Lost Boy Of Sudan Hopes To Return Home With ODU Degree

By Jim Raper


William Mayom, a 23-year-old Sudanese who emigrated from Africa in 2001 and is now a pre-nursing student at Old Dominion, has boyhood memories of crowded refugee camps where the first chore each morning was hauling away the bodies of the ill and starving who did not wake up.

While in flight from a refugee camp in Ethiopia to another one in Kenya in 1991, he experienced hunger that makes him bend and shiver when he recalls it. He spent most of his adolescence believing that his mother and father and seven of his siblings were dead. He would learn when he was 19 that most of them were.

His horrific tale begins on a warm afternoon in 1987 when he was 6, playing together with other boys in his rural village in southern Sudan. Up until that day his life had been peaceful. But fighting between Muslims in the north of his country and Christians and other non-Muslims in the south swept into his village without warning. His father was caught outside the village tending farm animals. His mother was off collecting firewood.

“We heard the pop of the guns and we were excited and curious at first,” he says. “We listened and looked at the smoke. Then we heard cries and saw people running. They ran by us and told us to run, too. I called, 'Mama! Mama!' but people said to go. We ran and ran, into the bush.”

Fighters loyal to the north destroyed his village and killed his father, one brother and four sisters. Separated from his mother and two other brothers, the 6-year-old walked through remote terrain for weeks, sometimes holding the hand of a teenaged boy from his village of Dinka tribespeople. He saw some in his party die of hunger, illness and exhaustion. He saw a few attacked by wild animals. He saw others die at the hands of opposing fighters.

By the time his knot of refugees had traveled 200 miles to the Ethiopian border, the survivors were mostly boys and young men. Many Dinka adults had stayed in southern Sudan and gone into hiding.

Other groups of refugees arriving in the border camps were mostly young males, as well. Their numbers swelled to more than 20,000, and they came to be known as the Lost Boys of Sudan.

Mayom tells his story stoically in a thickly accented English. But tears well in his eyes after he has narrowed the tale to his family.

He made telephone contact with his mother before he left for the United States, but has not seen her since that tragic day in 1987. She told him about the deaths of his father and several siblings. She also had some good news: one brother was alive in East Africa. Mayom told his mother that another brother, now living in Michigan, was also alive.

Today, William Mayom is attempting to put his life back together. In addition to his pre-nursing course work, he has a job in food services at a local hospital. “This is a good job for me.

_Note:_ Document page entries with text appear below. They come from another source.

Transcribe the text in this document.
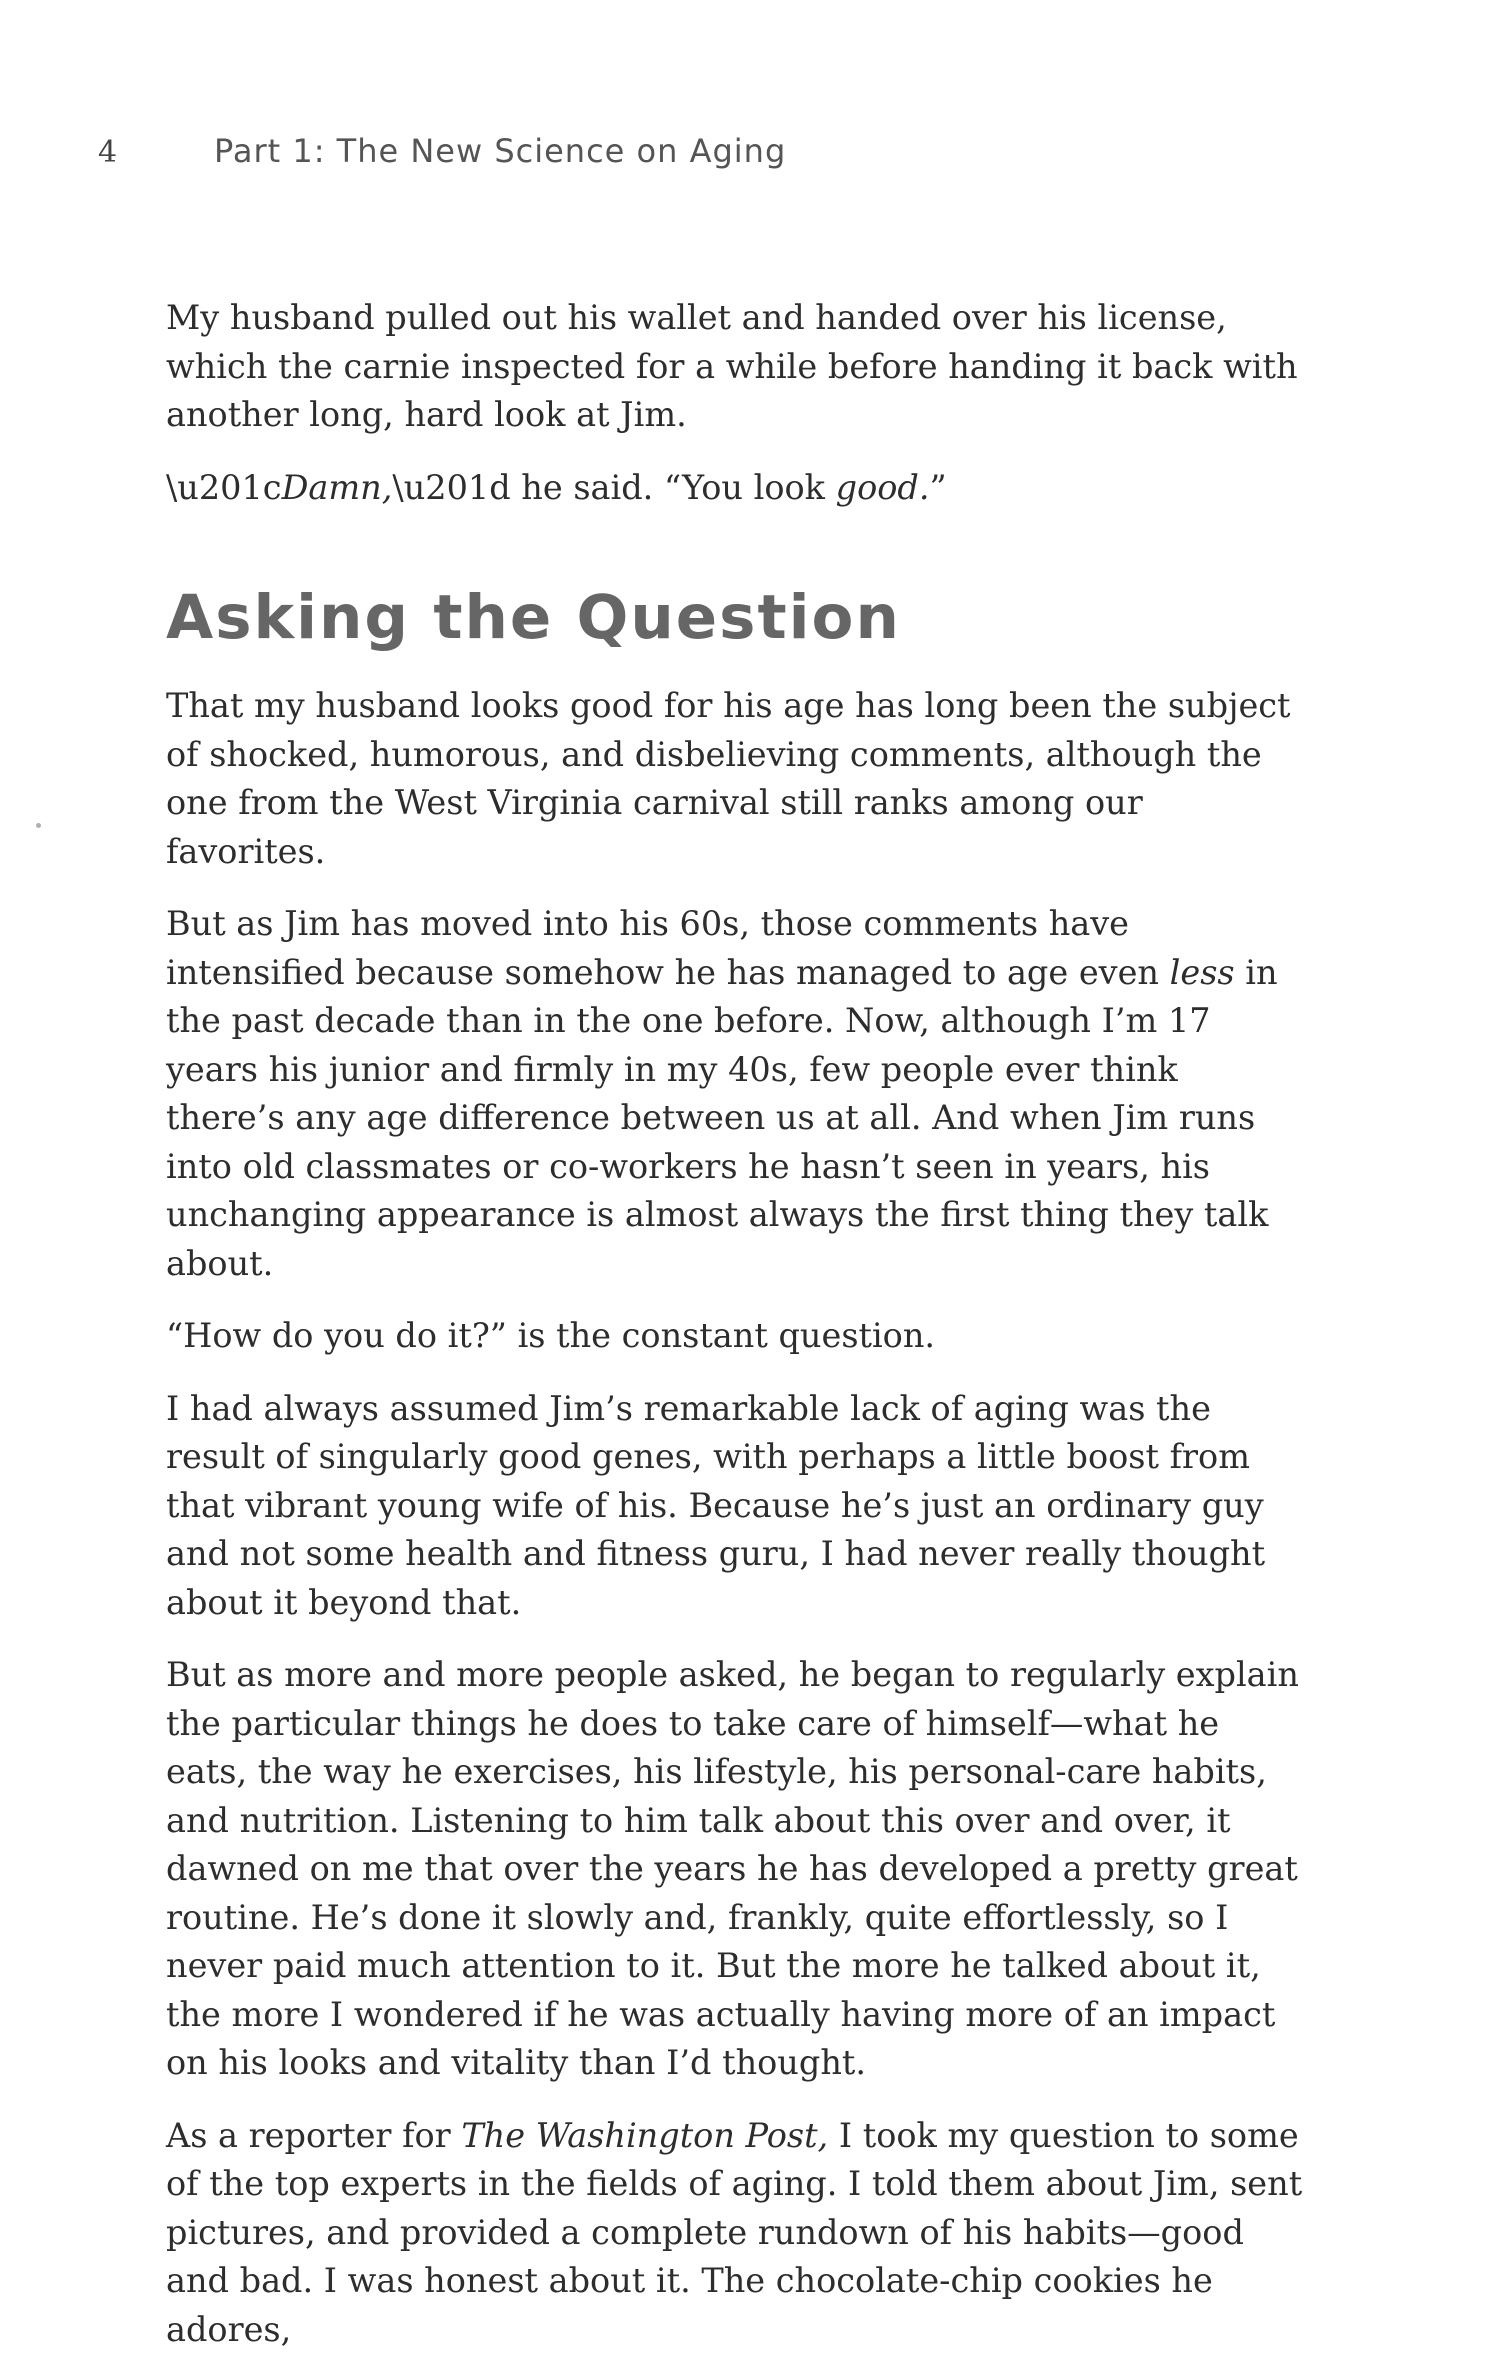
4	Part 1: The New Science on Aging

My husband pulled out his wallet and handed over his license, which the carnie inspected for a while before handing it back with another long, hard look at Jim.

\u201cDamn,\u201d he said. “You look good.”

Asking the Question

That my husband looks good for his age has long been the subject of shocked, humorous, and disbelieving comments, although the one from the West Virginia carnival still ranks among our favorites.

But as Jim has moved into his 60s, those comments have intensified because somehow he has managed to age even less in the past decade than in the one before. Now, although I’m 17 years his junior and firmly in my 40s, few people ever think there’s any age difference between us at all. And when Jim runs into old classmates or co-workers he hasn’t seen in years, his unchanging appearance is almost always the first thing they talk about.

“How do you do it?” is the constant question.

I had always assumed Jim’s remarkable lack of aging was the result of singularly good genes, with perhaps a little boost from that vibrant young wife of his. Because he’s just an ordinary guy and not some health and fitness guru, I had never really thought about it beyond that.

But as more and more people asked, he began to regularly explain the particular things he does to take care of himself—what he eats, the way he exercises, his lifestyle, his personal-care habits, and nutrition. Listening to him talk about this over and over, it dawned on me that over the years he has developed a pretty great routine. He’s done it slowly and, frankly, quite effortlessly, so I never paid much attention to it. But the more he talked about it, the more I wondered if he was actually having more of an impact on his looks and vitality than I’d thought.

As a reporter for The Washington Post, I took my question to some of the top experts in the fields of aging. I told them about Jim, sent pictures, and provided a complete rundown of his habits—good and bad. I was honest about it. The chocolate-chip cookies he adores,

I can watch the medical professionals at work,” he says.

Mayom lives with other Lost Boys in a house not far from campus. He, and the nearly 3,000 other Lost Boys who emigrated to America, received some initial support from the federal government. He has also gotten government education loans and limited assistance from the state of Virginia and Sanctuary of Hope, an outreach center in Portsmouth.

His goal is to get medical training so that he can return to southern Sudan to help relieve the suffering of his mother and other Dinka tribespeople.

According to the U.S. State Department, the combination of war, famine and disease in southern Sudan between 1983 and 2001 killed more than 2 million people and displaced another 4 million.

After an agreement signed in January 2005 ended the fighting, a Sudanese government organization began to return Dinka and other southerners from servitude and slavery in the north to their villages in the south.

Mayom believes the agreement came about because hard-line Islamic leaders in the north are trying to appease the U.S. government. “I am afraid this will not last,” he says. And despite the agreement, he is convinced that conditions in the south – desperate shortages of medical services, water and food – are worse than reported. This makes him ever more determined to get all the medical training he can.

Sandra Breeden, director of advising for ODU’s College of Health Sciences, has taken special interest in Mayom, but acknowledges the difficulties ahead for him. “We have 300 applicants for 100 spots in nursing. It is very competitive. Some of our students apply two or three years to get into our programs.”

This spring Mayom was on the waiting list for acceptance in the fall. He says if he doesn’t make the cut he will take more courses to better prepare for a second try.